Wednesday, 12 March 2014

Education Reforms in Saudi Arabia.

Reading articles about education reforms in Saudi Arabia is a bit of a hobby of mine.  Having grown up with parents very involved in education, and then having participated in a number of education related projects myself over the years, I just can't help being drawn to reports on the subject.

A number of recent articles have been quite interesting and, if you're the least bit interested in teaching as a profession in this country, you might find the unfolding saga of improving Saudi's education system as intriguing as I do.  Let's start with this editorial in the Arab News - Streamlining the educational system (Mar 2014) -  which basically looks at whether spending the huge education budget (somewhere in the vicinity of 200 billion SAR) on teacher training and happiness, including accommodation, is preferable to spending most of the budget on better looking schools.  It's almost a chicken and egg situation - What should come first, good quality structures or good quality teachers and how does one strike the right balance of both of these factors effectively?

This article in Al Arabya News, 'Saudi Arabia's education system in the spotlight again', (Feb 2014) touches on a number of reasons for the failure of the Saudi Education system to turn out well educated citizens, though the main thrust is lack of quality, not just in the curriculum but also the teachers, two obvious reasons for failing education anywhere.
But how to fix these problems, that is the question.
Reform is always the answer.
Implementation of said reforms is another story.

It appears issues with the curriculum are being addressed if this 'Saudi education catching up world's best' article (Nov 2013) is anything to go by, where the introduction of a 'revamped national curriculum' allows students to 'acquire skills such as conception, practice, critical thinking, innovation and creativity' through 'discovery, practice, experience and collaboration' as opposed to the rote learning methods currently used.

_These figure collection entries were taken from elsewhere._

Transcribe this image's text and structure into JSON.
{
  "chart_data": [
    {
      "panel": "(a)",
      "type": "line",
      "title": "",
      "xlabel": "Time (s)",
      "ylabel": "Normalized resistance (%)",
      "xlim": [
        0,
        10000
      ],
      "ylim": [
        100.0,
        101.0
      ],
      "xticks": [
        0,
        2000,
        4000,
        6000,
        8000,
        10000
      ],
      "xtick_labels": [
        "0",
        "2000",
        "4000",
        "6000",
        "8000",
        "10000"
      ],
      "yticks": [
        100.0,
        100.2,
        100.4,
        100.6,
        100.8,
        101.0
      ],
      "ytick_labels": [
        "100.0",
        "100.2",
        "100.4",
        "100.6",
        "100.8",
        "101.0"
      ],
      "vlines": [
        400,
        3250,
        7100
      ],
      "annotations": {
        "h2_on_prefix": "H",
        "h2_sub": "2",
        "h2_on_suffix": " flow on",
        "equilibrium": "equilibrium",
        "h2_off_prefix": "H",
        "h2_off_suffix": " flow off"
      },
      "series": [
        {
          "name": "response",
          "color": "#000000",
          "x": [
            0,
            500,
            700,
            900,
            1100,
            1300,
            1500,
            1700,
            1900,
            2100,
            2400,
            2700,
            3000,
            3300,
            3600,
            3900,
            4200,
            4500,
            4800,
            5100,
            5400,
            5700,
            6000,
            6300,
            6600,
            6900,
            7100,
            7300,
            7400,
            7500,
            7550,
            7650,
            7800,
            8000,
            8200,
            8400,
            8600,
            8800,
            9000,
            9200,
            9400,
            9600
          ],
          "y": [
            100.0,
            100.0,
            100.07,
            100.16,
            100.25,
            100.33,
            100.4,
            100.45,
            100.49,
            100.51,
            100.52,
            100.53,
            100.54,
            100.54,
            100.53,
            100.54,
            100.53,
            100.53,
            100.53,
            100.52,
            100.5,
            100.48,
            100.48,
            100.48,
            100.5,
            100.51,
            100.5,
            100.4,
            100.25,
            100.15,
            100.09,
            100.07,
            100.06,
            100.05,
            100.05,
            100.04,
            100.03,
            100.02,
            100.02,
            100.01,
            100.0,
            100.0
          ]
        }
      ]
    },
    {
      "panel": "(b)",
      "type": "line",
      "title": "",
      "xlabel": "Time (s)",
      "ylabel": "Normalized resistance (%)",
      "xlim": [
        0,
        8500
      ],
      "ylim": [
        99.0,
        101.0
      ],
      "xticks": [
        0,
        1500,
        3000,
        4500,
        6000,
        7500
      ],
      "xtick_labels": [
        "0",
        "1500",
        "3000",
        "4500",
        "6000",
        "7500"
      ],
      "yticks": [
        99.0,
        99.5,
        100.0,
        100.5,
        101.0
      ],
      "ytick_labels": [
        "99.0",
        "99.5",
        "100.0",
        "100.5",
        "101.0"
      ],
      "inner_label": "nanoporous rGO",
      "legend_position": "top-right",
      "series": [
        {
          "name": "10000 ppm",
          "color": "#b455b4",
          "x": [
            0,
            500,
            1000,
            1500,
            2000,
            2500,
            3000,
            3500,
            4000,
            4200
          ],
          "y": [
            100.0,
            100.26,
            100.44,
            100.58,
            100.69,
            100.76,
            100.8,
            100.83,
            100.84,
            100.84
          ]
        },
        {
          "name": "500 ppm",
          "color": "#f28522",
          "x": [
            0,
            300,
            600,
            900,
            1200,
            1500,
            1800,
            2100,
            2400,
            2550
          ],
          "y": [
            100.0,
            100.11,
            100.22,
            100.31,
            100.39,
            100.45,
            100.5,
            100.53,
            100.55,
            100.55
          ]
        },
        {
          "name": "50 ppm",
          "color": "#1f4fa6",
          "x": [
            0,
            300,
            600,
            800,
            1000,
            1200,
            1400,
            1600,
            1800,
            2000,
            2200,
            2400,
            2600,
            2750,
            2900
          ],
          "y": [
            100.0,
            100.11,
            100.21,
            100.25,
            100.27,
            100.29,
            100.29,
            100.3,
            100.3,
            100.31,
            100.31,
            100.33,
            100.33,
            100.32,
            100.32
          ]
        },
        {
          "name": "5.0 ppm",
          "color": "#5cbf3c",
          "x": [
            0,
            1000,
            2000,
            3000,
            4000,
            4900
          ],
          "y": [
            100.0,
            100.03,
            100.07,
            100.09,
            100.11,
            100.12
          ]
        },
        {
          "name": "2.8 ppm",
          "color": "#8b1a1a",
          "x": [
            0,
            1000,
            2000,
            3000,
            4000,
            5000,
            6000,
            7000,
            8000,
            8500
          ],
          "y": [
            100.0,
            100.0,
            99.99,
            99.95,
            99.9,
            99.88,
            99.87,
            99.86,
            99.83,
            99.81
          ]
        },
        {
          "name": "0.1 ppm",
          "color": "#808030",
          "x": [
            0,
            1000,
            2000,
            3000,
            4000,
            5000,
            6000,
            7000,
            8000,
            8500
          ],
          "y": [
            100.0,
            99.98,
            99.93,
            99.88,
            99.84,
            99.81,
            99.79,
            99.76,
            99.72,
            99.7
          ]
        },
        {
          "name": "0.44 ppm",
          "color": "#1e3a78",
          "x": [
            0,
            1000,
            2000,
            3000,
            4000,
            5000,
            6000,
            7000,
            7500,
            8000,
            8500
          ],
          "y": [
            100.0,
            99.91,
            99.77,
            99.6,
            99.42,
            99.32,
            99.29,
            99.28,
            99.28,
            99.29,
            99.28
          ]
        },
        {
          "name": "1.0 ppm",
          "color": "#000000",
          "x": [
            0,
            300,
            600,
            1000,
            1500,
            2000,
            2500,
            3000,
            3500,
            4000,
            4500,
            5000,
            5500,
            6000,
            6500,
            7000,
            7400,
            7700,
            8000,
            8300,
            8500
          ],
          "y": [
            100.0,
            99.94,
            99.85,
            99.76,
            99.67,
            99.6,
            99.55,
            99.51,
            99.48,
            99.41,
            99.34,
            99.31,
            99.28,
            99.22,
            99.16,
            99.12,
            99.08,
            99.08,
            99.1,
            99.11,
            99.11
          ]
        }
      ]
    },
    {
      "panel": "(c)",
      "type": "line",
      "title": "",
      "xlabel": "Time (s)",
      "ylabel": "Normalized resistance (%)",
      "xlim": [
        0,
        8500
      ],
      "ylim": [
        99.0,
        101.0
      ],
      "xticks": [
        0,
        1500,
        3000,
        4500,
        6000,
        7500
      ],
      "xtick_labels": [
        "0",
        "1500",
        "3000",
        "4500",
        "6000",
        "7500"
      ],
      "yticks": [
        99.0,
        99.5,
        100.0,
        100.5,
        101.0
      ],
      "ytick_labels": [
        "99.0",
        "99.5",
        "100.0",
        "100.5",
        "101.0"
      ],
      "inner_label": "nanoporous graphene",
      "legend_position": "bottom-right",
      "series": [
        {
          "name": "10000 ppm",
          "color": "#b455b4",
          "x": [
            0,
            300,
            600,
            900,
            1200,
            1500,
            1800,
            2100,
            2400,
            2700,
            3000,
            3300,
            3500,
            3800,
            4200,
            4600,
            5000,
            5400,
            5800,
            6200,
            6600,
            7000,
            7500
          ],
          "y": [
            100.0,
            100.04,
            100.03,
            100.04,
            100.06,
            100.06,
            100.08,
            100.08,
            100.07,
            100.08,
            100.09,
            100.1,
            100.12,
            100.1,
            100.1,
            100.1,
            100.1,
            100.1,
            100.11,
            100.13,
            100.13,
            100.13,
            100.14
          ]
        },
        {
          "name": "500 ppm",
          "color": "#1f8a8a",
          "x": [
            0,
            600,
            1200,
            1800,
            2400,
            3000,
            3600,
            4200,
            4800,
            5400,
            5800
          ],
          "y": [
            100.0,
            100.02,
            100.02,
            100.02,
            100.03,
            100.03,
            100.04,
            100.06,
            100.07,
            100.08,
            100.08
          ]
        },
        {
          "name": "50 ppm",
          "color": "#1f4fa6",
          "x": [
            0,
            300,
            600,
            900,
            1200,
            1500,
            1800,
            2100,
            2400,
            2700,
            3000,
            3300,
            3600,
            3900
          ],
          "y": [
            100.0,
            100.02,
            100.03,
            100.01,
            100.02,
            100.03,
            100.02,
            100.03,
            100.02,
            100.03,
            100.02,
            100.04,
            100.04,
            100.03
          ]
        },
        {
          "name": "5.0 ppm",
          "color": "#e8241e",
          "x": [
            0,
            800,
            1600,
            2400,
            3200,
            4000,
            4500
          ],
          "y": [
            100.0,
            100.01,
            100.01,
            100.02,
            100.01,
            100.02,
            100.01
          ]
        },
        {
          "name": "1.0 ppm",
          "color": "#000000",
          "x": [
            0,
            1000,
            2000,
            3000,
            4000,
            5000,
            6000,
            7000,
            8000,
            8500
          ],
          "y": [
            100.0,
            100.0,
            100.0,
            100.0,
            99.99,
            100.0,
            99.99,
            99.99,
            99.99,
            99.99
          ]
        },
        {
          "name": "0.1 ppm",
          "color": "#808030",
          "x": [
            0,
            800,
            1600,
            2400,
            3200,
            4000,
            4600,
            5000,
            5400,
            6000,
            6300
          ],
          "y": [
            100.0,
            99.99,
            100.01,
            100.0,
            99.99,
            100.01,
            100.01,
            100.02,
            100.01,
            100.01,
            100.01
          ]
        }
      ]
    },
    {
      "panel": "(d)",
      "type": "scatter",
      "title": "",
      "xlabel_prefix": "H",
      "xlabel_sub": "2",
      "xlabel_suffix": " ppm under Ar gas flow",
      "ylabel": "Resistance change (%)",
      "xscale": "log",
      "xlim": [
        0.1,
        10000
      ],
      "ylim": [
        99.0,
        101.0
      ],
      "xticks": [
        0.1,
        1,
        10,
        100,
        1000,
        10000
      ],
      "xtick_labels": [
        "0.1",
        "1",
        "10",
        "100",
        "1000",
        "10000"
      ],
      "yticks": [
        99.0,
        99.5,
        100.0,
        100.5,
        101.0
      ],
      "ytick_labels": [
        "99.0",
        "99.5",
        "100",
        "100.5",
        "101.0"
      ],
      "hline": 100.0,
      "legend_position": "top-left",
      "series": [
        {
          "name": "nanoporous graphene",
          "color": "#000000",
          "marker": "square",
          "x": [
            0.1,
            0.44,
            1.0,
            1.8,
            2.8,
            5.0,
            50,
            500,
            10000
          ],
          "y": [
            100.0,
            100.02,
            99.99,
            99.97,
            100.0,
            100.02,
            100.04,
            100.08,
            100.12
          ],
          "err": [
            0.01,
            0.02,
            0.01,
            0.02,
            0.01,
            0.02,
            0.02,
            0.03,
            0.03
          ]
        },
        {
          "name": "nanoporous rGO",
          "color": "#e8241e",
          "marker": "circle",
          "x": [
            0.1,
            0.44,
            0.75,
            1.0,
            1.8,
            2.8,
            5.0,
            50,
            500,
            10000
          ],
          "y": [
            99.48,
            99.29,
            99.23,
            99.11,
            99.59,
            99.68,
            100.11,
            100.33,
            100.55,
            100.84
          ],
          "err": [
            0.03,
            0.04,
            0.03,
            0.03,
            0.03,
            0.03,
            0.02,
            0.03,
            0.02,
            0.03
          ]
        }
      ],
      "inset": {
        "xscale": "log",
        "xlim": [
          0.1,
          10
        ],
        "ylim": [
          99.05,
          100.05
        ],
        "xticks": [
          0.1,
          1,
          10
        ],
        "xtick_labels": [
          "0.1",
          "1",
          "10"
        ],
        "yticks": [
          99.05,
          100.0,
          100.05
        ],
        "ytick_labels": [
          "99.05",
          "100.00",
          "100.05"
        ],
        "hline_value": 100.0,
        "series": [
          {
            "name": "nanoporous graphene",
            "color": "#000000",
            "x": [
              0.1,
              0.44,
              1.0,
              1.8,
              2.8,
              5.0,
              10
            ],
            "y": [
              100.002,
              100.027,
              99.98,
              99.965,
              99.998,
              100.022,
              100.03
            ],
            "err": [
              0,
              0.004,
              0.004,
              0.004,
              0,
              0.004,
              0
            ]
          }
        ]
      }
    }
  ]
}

Having an improved curriculum is a good start to Saudi's education issues.  However, in order for the new curriculum to be implemented successfully, teachers need professional development in its delivery.  Teaching teachers who are the product of a public school system that discouraged critical thinking, creativity or any form of debate how to teach outside the only square they know is a bit of a challenge in itself.  And, unfortunately, training teachers and changing attitudes and behaviors (both of teachers and students) doesn't happen overnight.

(Did a Panteen ad just pop into your head?  It popped into mine - "It won't happen overnight, but it will happen".  I think I ought to wrap this post up and go to bed!)  

Probably the best and quickest way for Saudi teachers to begin to grasp the Constructivism Learning Theory that current policy is asking them to comprehend is to send them overseas to western schools already utilizing the model to get a feel for it, to see the theory in action in the classroom, to ask questions about it and to try it out themselves.  I'm sure many a teacher trainee would jump at the chance of an overseas training  jaunt exercise.  But, in lieu of the government funding teacher training trips to the wicked west, the next best thing is to have the west come to Saudi.

Goodness knows there are umpteen international organisations chomping at the bit to come to Saudi Arabia and help them out with their education woes, while enjoying a slice of the multi-billion dollar budget set aside for education reform, and if you'd visited the recent Education Exhibition you would have met representatives from more than a few of them.

This is the second time I've been to a Saudi Education Exhibition and what was refreshingly obvious was the number of young Saudi presenting products and systems, as opposed to foreigners.  Though, there again is a problem.  The bright and beautiful of Saudi don't want to teach in classrooms...they prefer to be at the top, tech savvy or managerial end of the education sector.

I also got a sense that Saudi parents and students were looking at the educational programs on display as shortcuts to success.  Meaning, they believe if they plug a program into their TV or computer and sit their child in front of it he, or she, will get brainy.  The Saudi psyche, generally speaking, doesn't yet consider learning through communication, questioning, actively searching for answers, discussion and interaction to be 'education'.   One day they will.  That day is not yet here.

Of course, reforms in curriculum, teacher training methods and educational attitudes aren't the only problems with Saudi education.  The mess seems to start from the top in the Ministry (and if I'm reading the signs correctly that means someone is helping themselves to the cream off the budget pie while slices are being handed out willy nilly to keep the loudest children quiet), so it too is going through a shake up.  Hopes are being pinned on the newly appointed Minister of Education, Khalid al-Faisal to sort things out.  Best of luck to him fixing the Saudi Arabian education system and implementing any reforms.  And that, folks is my round up on Saudi Arabia and education.  Chur :)

Ka Kite,


  1. hi, i chanced upon your site while searching for attractions in al kharj. we planned to visit kharj next week. your site is quite informative and your blog posts are well drafted. happy and surprised to know that people from newzealand are working in saudi arabia. if only money, time and permits i would love to visit wellington, auckland, christ church.....a long list. though black caps are not a force to reckon in cricket as they are in rugby still few of my favourite cricket players are kiwis. on any day my vote and support is for the kiwis than for your trans tasman rival.

    1. Hi Shrek, my vote is for the black caps too :) Glad you enjoyed my blog. Hope you get to NZ one day and enjoy your trip to Al Kharj.